The United States has not had any diplomatic presence in Iran since the hostage crisis in 1979. As a result, Iranians who are interested in traveling to the United States must go to Dubai to obtain U.S. visas, impeding familial, cultural, and scientific exchanges that over time can begin to transform Iran. The more frequently that ordinary Iranians have an opportunity to interact with Americans, the more likely they are to ignore their government’s propaganda demonizing our country.
At the same time, a limited diplomatic presence in Iran would improve our understanding of the competing political factions that influence Tehran’s decision-making. As Under Secretary Burns recently acknowledged, our knowledge of Iran’s political and policy-making processes is currently rather limited.
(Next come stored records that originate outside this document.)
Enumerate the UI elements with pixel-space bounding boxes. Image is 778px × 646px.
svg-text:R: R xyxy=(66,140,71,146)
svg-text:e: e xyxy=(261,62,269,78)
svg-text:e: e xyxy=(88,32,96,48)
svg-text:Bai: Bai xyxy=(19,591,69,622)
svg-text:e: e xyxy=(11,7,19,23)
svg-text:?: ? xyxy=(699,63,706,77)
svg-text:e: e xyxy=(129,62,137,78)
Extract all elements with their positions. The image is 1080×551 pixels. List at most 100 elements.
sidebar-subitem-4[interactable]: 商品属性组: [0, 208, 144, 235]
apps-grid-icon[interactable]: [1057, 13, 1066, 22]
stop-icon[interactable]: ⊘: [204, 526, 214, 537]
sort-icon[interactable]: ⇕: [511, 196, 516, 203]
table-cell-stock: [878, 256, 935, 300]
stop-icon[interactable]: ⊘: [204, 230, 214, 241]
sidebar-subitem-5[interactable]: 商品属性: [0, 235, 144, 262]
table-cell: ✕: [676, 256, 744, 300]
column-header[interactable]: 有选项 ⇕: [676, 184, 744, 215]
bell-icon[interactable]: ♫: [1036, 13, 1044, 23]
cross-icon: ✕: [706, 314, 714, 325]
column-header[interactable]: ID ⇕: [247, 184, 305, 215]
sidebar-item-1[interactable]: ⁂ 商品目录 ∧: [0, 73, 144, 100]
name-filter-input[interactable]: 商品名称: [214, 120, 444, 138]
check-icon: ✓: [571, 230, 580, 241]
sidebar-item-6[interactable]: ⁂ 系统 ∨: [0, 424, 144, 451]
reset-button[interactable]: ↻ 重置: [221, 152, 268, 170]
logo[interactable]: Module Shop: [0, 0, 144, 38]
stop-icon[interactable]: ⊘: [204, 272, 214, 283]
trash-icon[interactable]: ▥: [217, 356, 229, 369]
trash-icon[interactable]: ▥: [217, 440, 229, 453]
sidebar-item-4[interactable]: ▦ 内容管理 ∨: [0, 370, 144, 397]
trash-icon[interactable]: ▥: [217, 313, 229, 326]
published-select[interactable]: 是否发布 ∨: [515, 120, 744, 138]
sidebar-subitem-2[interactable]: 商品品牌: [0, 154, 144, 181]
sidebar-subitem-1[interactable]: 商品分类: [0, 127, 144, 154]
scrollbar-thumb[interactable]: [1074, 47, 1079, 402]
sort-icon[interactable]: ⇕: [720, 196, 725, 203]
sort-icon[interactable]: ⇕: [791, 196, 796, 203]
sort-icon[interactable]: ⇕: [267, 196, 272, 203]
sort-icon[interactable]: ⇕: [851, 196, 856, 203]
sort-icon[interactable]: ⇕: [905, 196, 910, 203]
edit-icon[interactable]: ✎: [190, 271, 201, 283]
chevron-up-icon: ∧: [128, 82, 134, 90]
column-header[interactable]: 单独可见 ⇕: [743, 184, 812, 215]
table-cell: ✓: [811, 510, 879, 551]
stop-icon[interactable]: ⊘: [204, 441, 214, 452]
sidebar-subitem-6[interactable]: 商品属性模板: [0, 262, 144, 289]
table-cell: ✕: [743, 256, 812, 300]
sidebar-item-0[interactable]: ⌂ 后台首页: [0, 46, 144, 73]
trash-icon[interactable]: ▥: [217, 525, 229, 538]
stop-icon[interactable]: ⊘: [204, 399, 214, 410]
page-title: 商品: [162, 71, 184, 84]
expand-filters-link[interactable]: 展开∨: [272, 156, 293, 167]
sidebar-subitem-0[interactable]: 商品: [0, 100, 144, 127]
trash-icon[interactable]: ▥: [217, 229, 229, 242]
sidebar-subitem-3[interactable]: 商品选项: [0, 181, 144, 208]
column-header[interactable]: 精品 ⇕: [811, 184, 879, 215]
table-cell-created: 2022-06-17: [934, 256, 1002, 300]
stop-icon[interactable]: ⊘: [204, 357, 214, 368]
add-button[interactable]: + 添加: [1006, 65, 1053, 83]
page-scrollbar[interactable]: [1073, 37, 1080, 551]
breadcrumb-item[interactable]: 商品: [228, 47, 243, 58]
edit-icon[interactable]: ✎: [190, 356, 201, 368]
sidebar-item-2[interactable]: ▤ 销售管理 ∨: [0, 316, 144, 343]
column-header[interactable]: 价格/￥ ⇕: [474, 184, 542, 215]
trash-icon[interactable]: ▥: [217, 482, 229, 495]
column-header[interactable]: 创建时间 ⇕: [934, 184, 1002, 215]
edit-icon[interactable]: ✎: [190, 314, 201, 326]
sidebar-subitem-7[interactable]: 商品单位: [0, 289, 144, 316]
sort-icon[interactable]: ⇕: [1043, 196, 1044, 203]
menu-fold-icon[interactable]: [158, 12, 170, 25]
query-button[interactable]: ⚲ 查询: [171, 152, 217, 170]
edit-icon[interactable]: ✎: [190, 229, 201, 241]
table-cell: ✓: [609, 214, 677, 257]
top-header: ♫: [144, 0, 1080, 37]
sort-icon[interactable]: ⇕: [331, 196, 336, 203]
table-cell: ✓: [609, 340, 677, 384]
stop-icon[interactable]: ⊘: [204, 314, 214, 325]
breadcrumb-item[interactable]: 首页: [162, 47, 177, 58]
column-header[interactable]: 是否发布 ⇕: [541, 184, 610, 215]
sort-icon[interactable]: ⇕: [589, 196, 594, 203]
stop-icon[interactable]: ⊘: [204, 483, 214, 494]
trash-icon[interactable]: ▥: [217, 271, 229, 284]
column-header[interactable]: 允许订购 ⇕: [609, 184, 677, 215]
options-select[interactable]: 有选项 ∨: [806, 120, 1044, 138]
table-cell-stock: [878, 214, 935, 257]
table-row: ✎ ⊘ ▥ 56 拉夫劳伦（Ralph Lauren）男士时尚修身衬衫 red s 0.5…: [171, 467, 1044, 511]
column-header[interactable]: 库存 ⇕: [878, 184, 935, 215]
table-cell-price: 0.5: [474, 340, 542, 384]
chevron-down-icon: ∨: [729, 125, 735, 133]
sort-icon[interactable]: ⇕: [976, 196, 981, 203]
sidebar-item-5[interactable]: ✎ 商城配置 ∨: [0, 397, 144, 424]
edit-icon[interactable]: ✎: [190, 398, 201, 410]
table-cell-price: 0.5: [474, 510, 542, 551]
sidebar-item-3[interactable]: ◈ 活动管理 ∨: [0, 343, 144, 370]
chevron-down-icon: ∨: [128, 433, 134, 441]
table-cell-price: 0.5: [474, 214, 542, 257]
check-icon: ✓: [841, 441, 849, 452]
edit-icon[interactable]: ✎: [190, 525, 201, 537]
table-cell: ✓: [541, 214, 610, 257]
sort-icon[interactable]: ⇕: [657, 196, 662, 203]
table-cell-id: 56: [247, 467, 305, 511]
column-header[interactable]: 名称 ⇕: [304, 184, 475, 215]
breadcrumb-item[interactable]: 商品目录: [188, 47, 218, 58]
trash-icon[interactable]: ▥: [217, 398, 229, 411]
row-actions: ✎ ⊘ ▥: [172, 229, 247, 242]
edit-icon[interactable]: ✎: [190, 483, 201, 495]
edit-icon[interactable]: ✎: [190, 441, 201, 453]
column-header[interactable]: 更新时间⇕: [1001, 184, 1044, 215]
Iran already operates an active interests section in Washington, DC, ostensibly for these types of reasons, so our own diplomats are at a relative information disadvantage.
While we recognize that this initiative alone will not resolve our profound disagreements with Iran’s leaders, we believe it is a step in the right direction with the Iranian people. If it comes to pass, we look forward to working with your Administration to provide any necessary congressional support.
Thank you for your consideration. We look forward to your reply.